Sabaudia fever - Cidre chaud aux épices

Sur les pistes, on se réchauffe généralement avec du vin chaud. Pour changer du vin rouge, j'ai déjà proposé un vin blanc chaud. Aujourd'hui place au cidre (ou jus de pommes) chaud aux épices. La Savoie est une terre de productions de pommes et de poires (22 variétés bénéficiant d'une IGP). On trouve donc également du jus de pommes ou de poires, du cidre et du poiré notamment à la Cidrerie de Savoie à Novalaise. J'y ai découvert le cidre fin, à mi-chemin entre le brut et le doux, parfait pour les dimanches aprems à taper le carton (=jouer aux cartes).

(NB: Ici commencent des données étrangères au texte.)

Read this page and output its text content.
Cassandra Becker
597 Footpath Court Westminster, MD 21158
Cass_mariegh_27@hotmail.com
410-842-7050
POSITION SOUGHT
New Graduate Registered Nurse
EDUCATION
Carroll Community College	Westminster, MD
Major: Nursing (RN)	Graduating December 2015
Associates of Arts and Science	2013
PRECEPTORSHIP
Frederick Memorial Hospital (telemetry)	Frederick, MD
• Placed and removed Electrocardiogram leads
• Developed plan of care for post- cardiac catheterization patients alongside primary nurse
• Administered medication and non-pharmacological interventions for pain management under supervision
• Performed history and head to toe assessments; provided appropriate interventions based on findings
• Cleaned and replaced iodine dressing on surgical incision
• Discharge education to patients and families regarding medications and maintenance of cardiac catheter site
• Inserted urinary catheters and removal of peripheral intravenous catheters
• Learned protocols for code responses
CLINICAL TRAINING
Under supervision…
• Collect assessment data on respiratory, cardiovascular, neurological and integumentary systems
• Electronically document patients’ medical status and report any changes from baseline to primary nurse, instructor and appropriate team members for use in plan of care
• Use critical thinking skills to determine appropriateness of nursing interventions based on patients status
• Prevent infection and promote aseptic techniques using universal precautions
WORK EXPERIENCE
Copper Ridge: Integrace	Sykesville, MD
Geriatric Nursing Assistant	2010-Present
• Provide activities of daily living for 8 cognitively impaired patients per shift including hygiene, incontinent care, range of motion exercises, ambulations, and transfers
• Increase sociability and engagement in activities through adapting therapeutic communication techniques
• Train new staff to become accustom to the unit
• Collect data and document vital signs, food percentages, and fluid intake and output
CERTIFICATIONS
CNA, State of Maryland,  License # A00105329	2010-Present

Su les bouteilles de cidre de Savoie, vous trouverez le logo Marque Savoie qui valorise les produits et les services de Savoie et de Haute-Savoie. Je ne sais pas si ça existe toujours mais quand j'étais petite on trouverait plein de fiches recettes dans les supermarchés pour cuisiner les produits promus par ce collectif. Pour les épices du cidre chaud, j'ai utilisé les épices à vin chaud des Jardins de Gaïa reçues dans un colis Kitchen Trotter. Vous pouvez faire votre mélange vous-même comme dans la recette de vin blanc chaud (vanille, cannelle, girofle, citron) ou improvisez avec le contenu de vos placards (cardamome, orange, gingembre, poivre,...).


Cidre chaud aux épices
1 bouteille de cidre brut ou de jus de pommes
1 càs d'épices à vin chaud ou votre mélange perso
30 g de sucre en poudre
  1. Faites chauffer le cidre sans bouillir pendant 15 minutes.
  2. Filtrez. Ajoutez le sucre si vous utilisez du cidre. Goûtez et rectifiez la quantité de sucre.
  3. Gardez au chaud à feu minimum.

jeudi 14 mars 2013

Sabaudia fever - Matefaim aux pommes

En Savoie, on sait comment se requinquer après une bonne journée dans la neige. Pour ça, il y a les matefaims! Ce sont des grosses crêpes bien épaisses pour mater la faim. Au goûter, ils sont parfaits aux pommes. En guise de dîner avec une salade (et un peu de charcut', on est en Savoie, faut pas déconner), on les appelle plutôt matafan et ils contiennent des pommes de terre râpées.
Deux choix s'offrent à vous: le matefaim bien épais ou le fin matefaim. Dans cette recette, je l'ai fait assez fin dans une crêpière. Si vous voulez une version épaisse, doublez les proportions de pâte et faites cuire dans une poêle à bords hauts.


Matefaim aux pommes
Pour mater la faim de 4 skieurs
1 pomme
100 g de farine
1 oeuf
75 ml de lait
30 g de sucre
sel
huile
  1. Préparez la pâte en mélangeant la farine, le lait, le sucre et une pincée de sel. Le mélange est assez épais entre la pâte à crêpes et la pâte à gaufres.
  2. Épluchez la pomme et coupez en lamelles épaisses. 
  3. Chauffez un peu d'huile dans une crêpière. Disposez les lamelles de pommes en rosace. Faites-les dorer à feu moyen. Retournez les lamelles de pommes. Versez immédiatement la pâte sur les lamelles de pommes. Laissez cuire quelques minutes.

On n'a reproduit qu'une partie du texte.